Zinc deficiency mildly impairs testosterone production; supplementing zinc in someone already replete does nothing. Vitamin D status correlates with T in observational studies but supplementation trials are mixed — correcting a real deficiency may nudge T, but it is not a lever the way sleep and body composition are.
Honest take
Most men under 50 complaining of low-T should fix sleep, body composition, and alcohol intake before considering pharmacologic treatment. The effect size of those levers in unoptimized men often matches what TRT would provide, without the lifelong dependency. That said, TRT in men with confirmed, symptomatic hypogonadism (two morning total T draws well below 300 ng/dL with consistent symptoms) is one of the most satisfying interventions in endocrinology — well-run TRT changes lives. The gray zone is men in the 300-450 range with vague symptoms. The evidence for treating them is thin, the placebo effect is large, and the fertility cost of starting TRT is real. Anyone not done having kids should see a reproductive urologist first — HCG or enclomiphene preserves testicular function in ways straight testosterone does not.
Sources
- Bhasin et al., Endocrine Society Clinical Practice Guideline (2018) — the reference standard for diagnosing and treating male hypogonadism.
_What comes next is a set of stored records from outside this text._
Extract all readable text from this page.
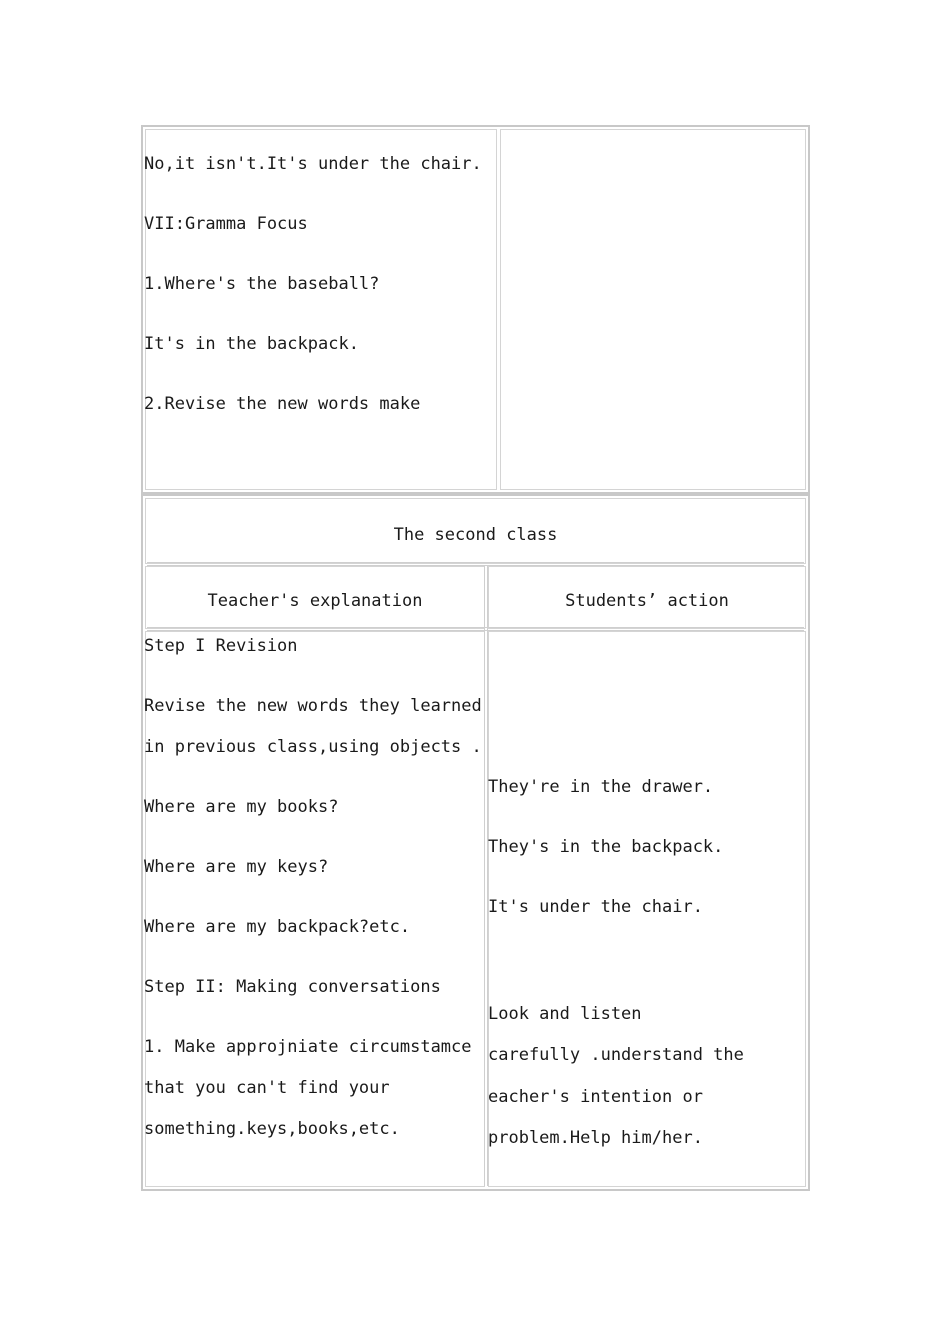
No,it isn't.It's under the chair.
VII:Gramma Focus
1.Where's the baseball?
It's in the backpack.
2.Revise the new words make
The second class
Teacher's explanation	Students’ action
Step I Revision
Revise the new words they learned
in previous class,using objects .
Where are my books?
Where are my keys?
Where are my backpack?etc.
Step II: Making conversations
1. Make approjniate circumstamce
that you can't find your
something.keys,books,etc.
They're in the drawer.
They's in the backpack.
It's under the chair.
Look and listen
carefully .understand the
eacher's intention or
problem.Help him/her.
- Lincoff et al., TRAVERSE trial, NEJM (2023) — the largest randomized trial on cardiovascular safety of TRT in hypogonadal men at elevated cardiac risk.
- Handelsman et al., Endocrine Reviews (2016) — a careful review of assay limitations that explains why free T measurement is so often mishandled.
- Traish et al., Journal of Andrology — on the full clinical picture of testosterone deficiency and the limits of the "just a number" approach.